Ahh sunday. Sunday is a good day too. Sunday, in a lot of ways, is almost better than friday. Because on sunday I really don’t have to do anything.
However, on Sunday, I also begin to feel the dread of what I am not doing. My homework, my messy apartment, just getting things done in general. I have found, with my busy schedule, that I do not want to make time to do the things that I need to do.
No, I am going to take this back, because in all reality it is more my laziness that leads to me not doing the things I need to do. Like cleaning for instance. I am absolutely horrid at cleaning. I hate to do it, I am no good at it, and normally just let it all build up until I can’t stand it any more and spend an hour or so just making it presentable to myself again. I know that this is no good way to live. However, I live all by myself and no one has to see or deal with it besides me and Bun and Cuppy. And they don’t seem to care much. I am not disgusting by any means, just lacking in the cleaning department a bit.
So today is sunday, its about 130 and I have still yet to accomplish anything but eat half a loaf of garlic bread (oops). I have a list of should be doings but all I really want to be doing is wishing the few hours away that remain between now and when I see Meemo. I am getting my bracelet that she made me for christmas fixed finally. It broke again due to the beads being too sharp and it has been too cold to make new ones (she made little glass beads to put on it). So my new beads are made and today is the day I get to get my bracelet back.
I love the bracelet she made me, its a charm bracelet, with three hearts to signify that my heart was born under her heart and in my mothers heart. I loved it, and I am really sentimental so it almost feels like carrying a little piece of love around with me. I felt a little bare without it, and am excited to get it back.
I am still almost nervous about seeing her. I have this little butterfly that refuses to give up fluttering in my stomach every time I know I am going to see her. I guess its my inner fear that I am just going to f%#@ something up. This little butterfly normally goes away as soon as I walk in her door, but regardless, its still there beforehand. I often wonder how long, and if ever, its going to take for that to go away. I hate being such a weird personality.

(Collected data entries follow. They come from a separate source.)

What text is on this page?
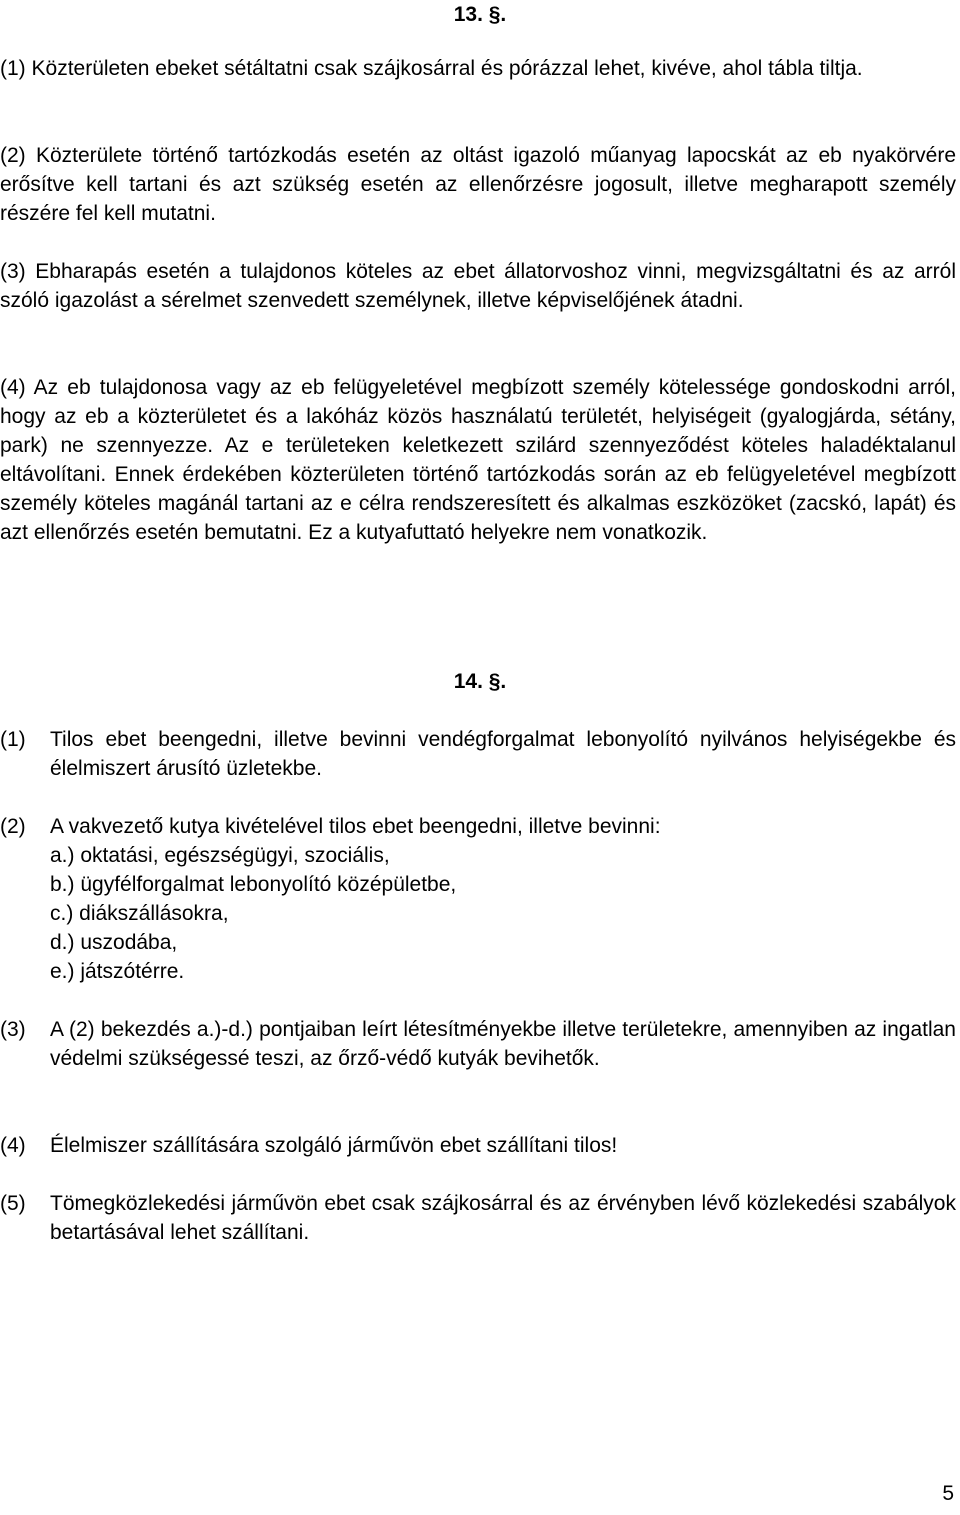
13. §.
(1) Közterületen ebeket sétáltatni csak szájkosárral és pórázzal lehet, kivéve, ahol tábla tiltja.
(2) Közterülete történő tartózkodás esetén az oltást igazoló műanyag lapocskát az eb nyakörvére erősítve kell tartani és azt szükség esetén az ellenőrzésre jogosult, illetve megharapott személy részére fel kell mutatni.
(3) Ebharapás esetén a tulajdonos köteles az ebet állatorvoshoz vinni, megvizsgáltatni és az arról szóló igazolást a sérelmet szenvedett személynek, illetve képviselőjének átadni.
(4) Az eb tulajdonosa vagy az eb felügyeletével megbízott személy kötelessége gondoskodni arról, hogy az eb a közterületet és a lakóház közös használatú területét, helyiségeit (gyalogjárda, sétány, park) ne szennyezze. Az e területeken keletkezett szilárd szennyeződést köteles haladéktalanul eltávolítani. Ennek érdekében közterületen történő tartózkodás során az eb felügyeletével megbízott személy köteles magánál tartani az e célra rendszeresített és alkalmas eszközöket (zacskó, lapát) és azt ellenőrzés esetén bemutatni. Ez a kutyafuttató helyekre nem vonatkozik.
14. §.
(1) Tilos ebet beengedni, illetve bevinni vendégforgalmat lebonyolító nyilvános helyiségekbe és élelmiszert árusító üzletekbe.
(2) A vakvezető kutya kivételével tilos ebet beengedni, illetve bevinni:
a.) oktatási, egészségügyi, szociális,
b.) ügyfélforgalmat lebonyolító középületbe,
c.) diákszállásokra,
d.) uszodába,
e.) játszótérre.
(3) A (2) bekezdés a.)-d.) pontjaiban leírt létesítményekbe illetve területekre, amennyiben az ingatlan védelmi szükségessé teszi, az őrző-védő kutyák bevihetők.
(4) Élelmiszer szállítására szolgáló járművön ebet szállítani tilos!
(5) Tömegközlekedési járművön ebet csak szájkosárral és az érvényben lévő közlekedési szabályok betartásával lehet szállítani.
5
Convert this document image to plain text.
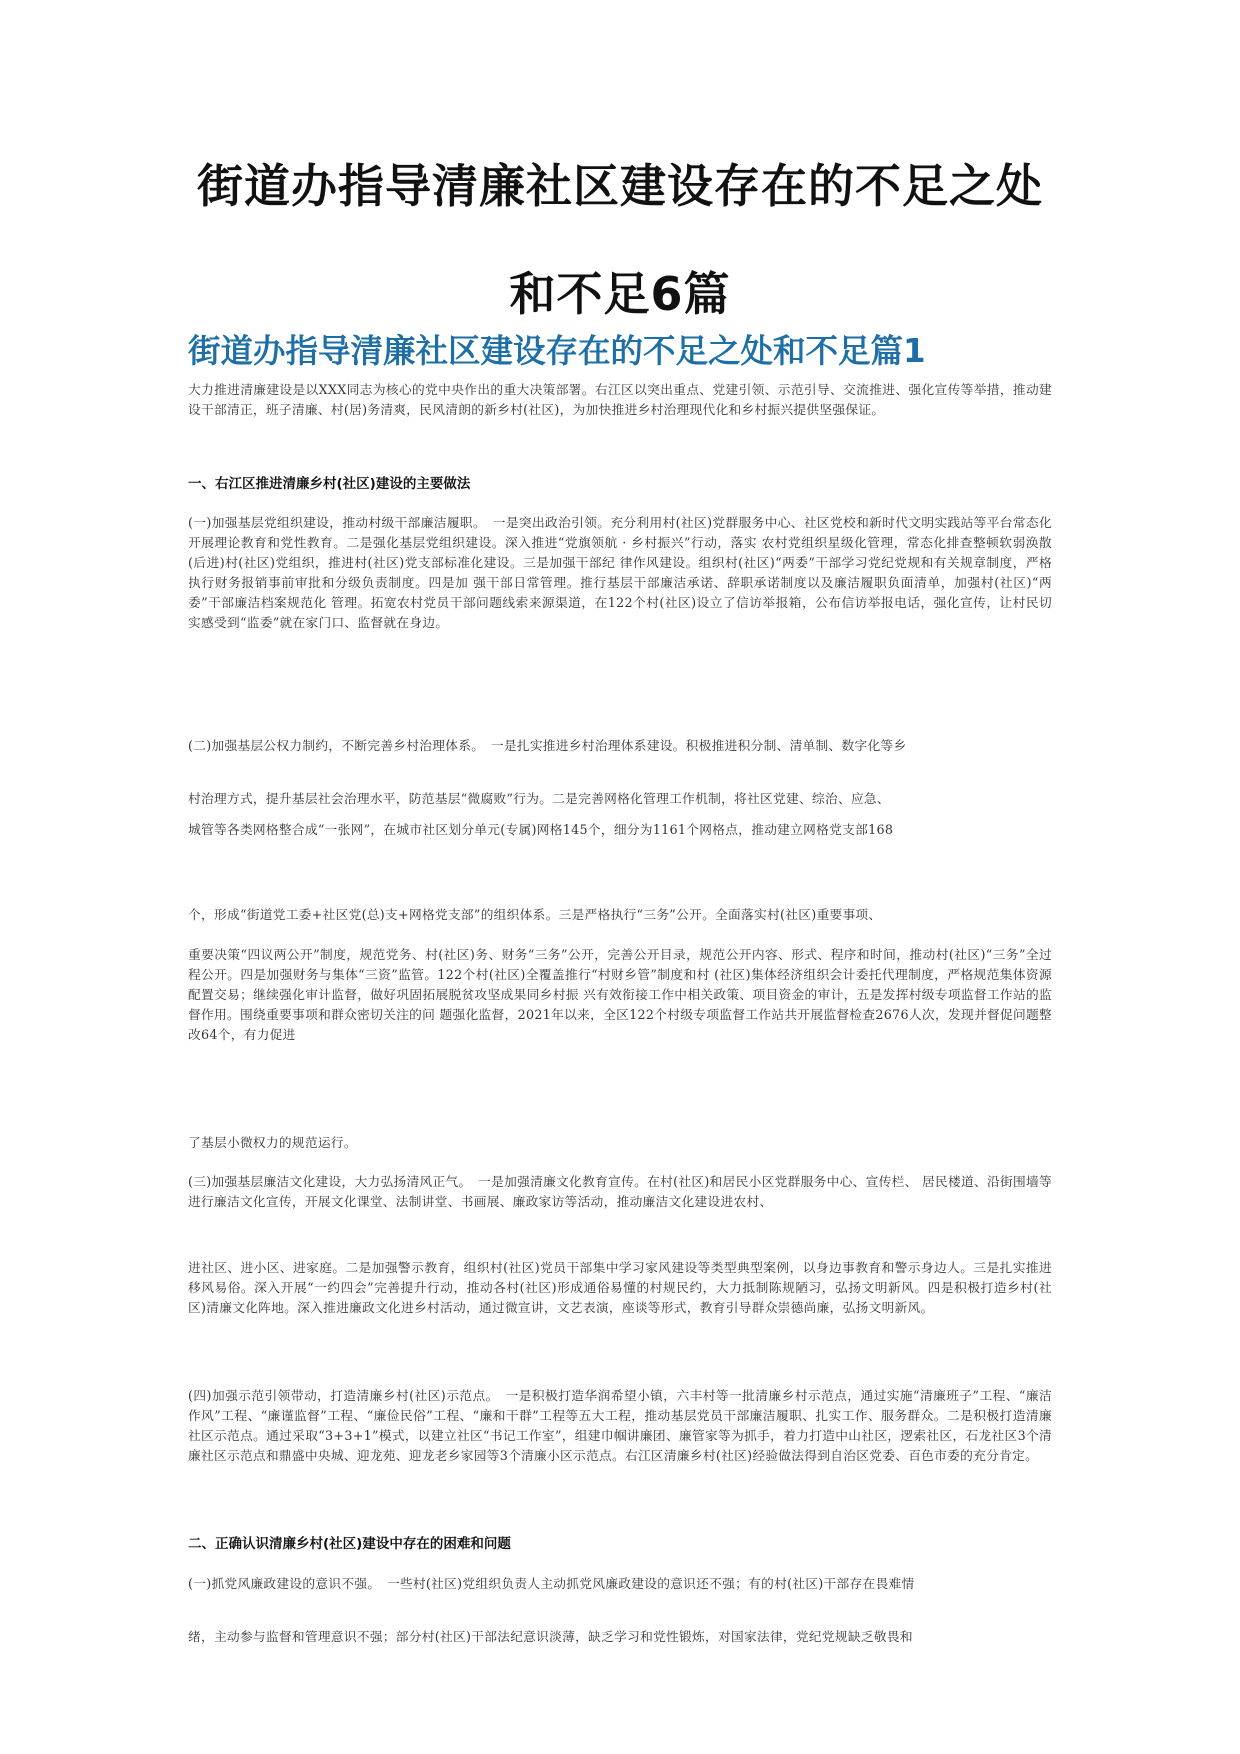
街道办指导清廉社区建设存在的不足之处
和不足6篇
街道办指导清廉社区建设存在的不足之处和不足篇1
大力推进清廉建设是以XXX同志为核心的党中央作出的重大决策部署。右江区以突出重点、党建引领、示范引导、交流推进、强化宣传等举措，推动建设干部清正，班子清廉、村(居)务清爽，民风清朗的新乡村(社区)，为加快推进乡村治理现代化和乡村振兴提供坚强保证。
一、右江区推进清廉乡村(社区)建设的主要做法
(一)加强基层党组织建设，推动村级干部廉洁履职。　一是突出政治引领。充分利用村(社区)党群服务中心、社区党校和新时代文明实践站等平台常态化开展理论教育和党性教育。二是强化基层党组织建设。深入推进“党旗领航 · 乡村振兴”行动，落实 农村党组织星级化管理，常态化排查整顿软弱涣散(后进)村(社区)党组织，推进村(社区)党支部标准化建设。三是加强干部纪 律作风建设。组织村(社区)“两委”干部学习党纪党规和有关规章制度，严格执行财务报销事前审批和分级负责制度。四是加 强干部日常管理。推行基层干部廉洁承诺、辞职承诺制度以及廉洁履职负面清单，加强村(社区)“两委”干部廉洁档案规范化 管理。拓宽农村党员干部问题线索来源渠道，在122个村(社区)设立了信访举报箱，公布信访举报电话，强化宣传，让村民切 实感受到“监委”就在家门口、监督就在身边。
(二)加强基层公权力制约，不断完善乡村治理体系。　一是扎实推进乡村治理体系建设。积极推进积分制、清单制、数字化等乡
村治理方式，提升基层社会治理水平，防范基层“微腐败”行为。二是完善网格化管理工作机制，将社区党建、综治、应急、
城管等各类网格整合成“一张网”，在城市社区划分单元(专属)网格145个，细分为1161个网格点，推动建立网格党支部168
个，形成“街道党工委+社区党(总)支+网格党支部”的组织体系。三是严格执行“三务”公开。全面落实村(社区)重要事项、
重要决策“四议两公开”制度，规范党务、村(社区)务、财务“三务”公开，完善公开目录，规范公开内容、形式、程序和时间，推动村(社区)“三务”全过程公开。四是加强财务与集体“三资”监管。122个村(社区)全覆盖推行“村财乡管”制度和村 (社区)集体经济组织会计委托代理制度，严格规范集体资源配置交易；继续强化审计监督，做好巩固拓展脱贫攻坚成果同乡村振 兴有效衔接工作中相关政策、项目资金的审计，五是发挥村级专项监督工作站的监督作用。围绕重要事项和群众密切关注的问 题强化监督，2021年以来，全区122个村级专项监督工作站共开展监督检查2676人次，发现并督促问题整改64个，有力促进
了基层小微权力的规范运行。
(三)加强基层廉洁文化建设，大力弘扬清风正气。　一是加强清廉文化教育宣传。在村(社区)和居民小区党群服务中心、宣传栏、 居民楼道、沿街围墙等进行廉洁文化宣传，开展文化课堂、法制讲堂、书画展、廉政家访等活动，推动廉洁文化建设进农村、
进社区、进小区、进家庭。二是加强警示教育，组织村(社区)党员干部集中学习家风建设等类型典型案例，以身边事教育和警示身边人。三是扎实推进移风易俗。深入开展“一约四会”完善提升行动，推动各村(社区)形成通俗易懂的村规民约，大力抵制陈规陋习，弘扬文明新风。四是积极打造乡村(社区)清廉文化阵地。深入推进廉政文化进乡村活动，通过微宣讲，文艺表演，座谈等形式，教育引导群众崇德尚廉，弘扬文明新风。
(四)加强示范引领带动，打造清廉乡村(社区)示范点。　一是积极打造华润希望小镇，六丰村等一批清廉乡村示范点，通过实施“清廉班子”工程、“廉洁作风”工程、“廉谨监督”工程、“廉俭民俗”工程、“廉和干群”工程等五大工程，推动基层党员干部廉洁履职、扎实工作、服务群众。二是积极打造清廉社区示范点。通过采取“3+3+1”模式，以建立社区“书记工作室”，组建巾帼讲廉团、廉管家等为抓手，着力打造中山社区，逻索社区，石龙社区3个清廉社区示范点和鼎盛中央城、迎龙苑、迎龙老乡家园等3个清廉小区示范点。右江区清廉乡村(社区)经验做法得到自治区党委、百色市委的充分肯定。
二、正确认识清廉乡村(社区)建设中存在的困难和问题
(一)抓党风廉政建设的意识不强。　一些村(社区)党组织负责人主动抓党风廉政建设的意识还不强；有的村(社区)干部存在畏难情
绪，主动参与监督和管理意识不强；部分村(社区)干部法纪意识淡薄，缺乏学习和党性锻炼，对国家法律，党纪党规缺乏敬畏和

Our relationship is just weird, some days I don’t know how to figure her out. Sometimes I think she is like this strong brick wall that nothing can shake, and others I see that she has her issues, same as me. Someone should write a book on what to do with all the mixed and scary feeling you have when you reunite with your bio parents. I suppose that would be impossible because there are so many different stories, so many different people and so many different situations. Its just so weird, and I suppose difficult for anyone who has never been through an adoption to understand.